Egypt's dottering president Hosni Mubarak, whose country is waiting for him to die and his son inevitably to take his place, stressed the importance of "economic cooperation," to which his country has literally nothing to contribute.
And the Saudi foreign minister Prince Saud Al-Faisal "urged all member countries to do more in strengthening joint Arab action in order to realize the hopes and aspirations of Arab citizens." Surely he did not mean citizens as we mean it in "citoyens." No, this is really crap. On behalf of his uncle King Abdullah, the "Custodian of the Two Holy Mosques" (one of them, the mosque in Mecca, now embellished by a neighboring architectural extravaganza including a vulgar replica of Big Ben), the prince "invited al Arab leaders to attend the next economic summit in Riyadh in January 2013. So maybe the Tunisian revolt will not spread.
The truth is that it certainly will not spread to Saudi Arabia. This prince is one of about a dozen grandsons, also princes, of King Ibn Saud who was born in 1876. This dynasty is still ruled by one of the founder's surviving sons. It's not about to pass out. (Forgive me: I can't quite figure out the status of Ibn Saud's inheritors. All I know is that women don't count. There's no Queen Elizabeth among them, and certainly no Queen Victoria who lived about as long as Ibn Saud.) But this is an exception to "no Arab society is immune." This one is immune.
Apparently, Muammar el-Qaddafi of Libya is actually quaking from the bitter news from Tunisia. Madman that he is he attributed all of it to WikiLeaks. See Robert Mackey's blog post in the New York Times. Please pay attention to the crazed photograph accompanying the story. The dictator condemned the uprising and said also that it "pained" him.

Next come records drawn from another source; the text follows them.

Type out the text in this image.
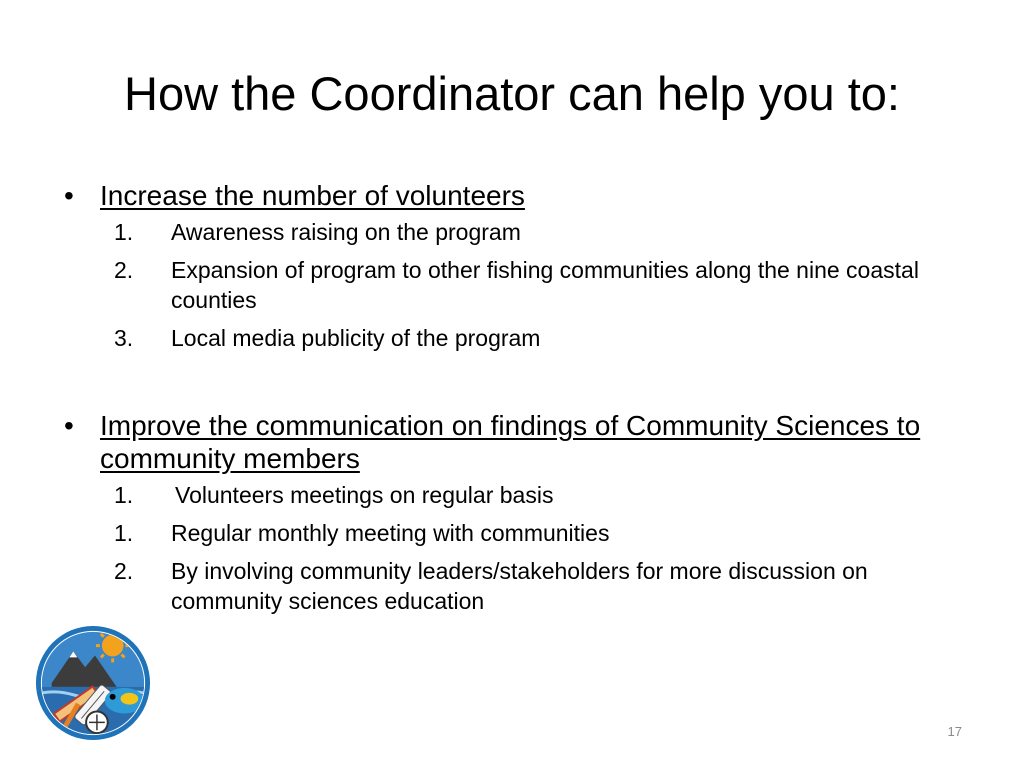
How the Coordinator can help you to:
• Increase the number of volunteers
1.	Awareness raising on the program
2.	Expansion of program to other fishing communities along the nine coastal counties
3.	Local media publicity of the program
• Improve the communication on findings of Community Sciences to community members
1.	Volunteers meetings on regular basis
1.	Regular monthly meeting with communities
2.	By involving community leaders/stakeholders for more discussion on community sciences education
17
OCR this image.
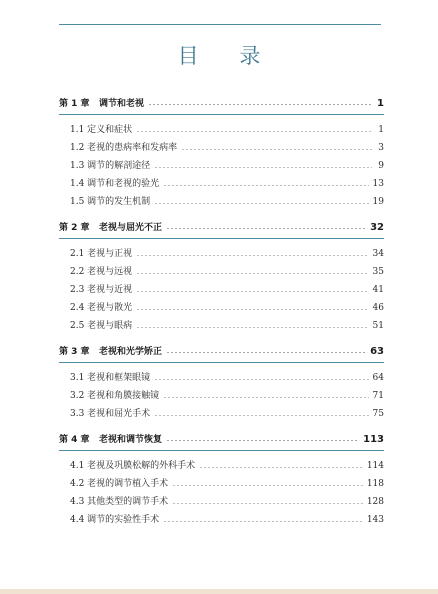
目 录
第 1 章	调节和老视	1
1.1 定义和症状	1
1.2 老视的患病率和发病率	3
1.3 调节的解剖途径	9
1.4 调节和老视的验光	13
1.5 调节的发生机制	19
第 2 章	老视与屈光不正	32
2.1 老视与正视	34
2.2 老视与远视	35
2.3 老视与近视	41
2.4 老视与散光	46
2.5 老视与眼病	51
第 3 章	老视和光学矫正	63
3.1 老视和框架眼镜	64
3.2 老视和角膜接触镜	71
3.3 老视和屈光手术	75
第 4 章	老视和调节恢复	113
4.1 老视及巩膜松解的外科手术	114
4.2 老视的调节植入手术	118
4.3 其他类型的调节手术	128
4.4 调节的实验性手术	143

In a dispatch from Amman, Jordan, the Jerusalem Post's correspondent Ruth Eglash reports that "anti-government protests gather steam" in the kingdom.
So Ray Hanania, an Arab-American Chicago radio talk show host, asks also in the Jerusalem Post, "What's the alternative?" And he answers: "The extremists are the only other option in several Arab countries and they offer an even more frightening future -devoid of any freedoms."
Daniel Pipes also takes up the question of "Tunisia's uncertain impact" in a challenging Jerusalem Post column. "If one exults in the power of the disenfranchised to overthrow their dull, cruel and greedy master, one also looks ahead with trepidation to the Islamist implications of this upheaval."
In the meantime a few more protest suicides have taken place, an index--if an index of anything--of utter hopelessness.
In an immensely moving personal op-ed in the New York Times, the Tunisian novelist Kamel Riahi gives us something of a feel--how could it be more than something?--"a night in Tunisia." "Tear gas, bullets and death fly above us." Much of this piece focuses on Haroun, the 18 month-old son of Riahi and his wife. Keeping him out of peril and his insistence on playing and laughing. Still, with the clatter of death and devastation outside, Mrs. Riahi is driven to saying, "I don't want Haroun to live if we're dead." Mothers usually want their children to survive...to survive anything. Even in the Holocaust, as we know from many accounts. What the treachery of Arab leaders has done to their subjects is to deny them from imagining the joys in life.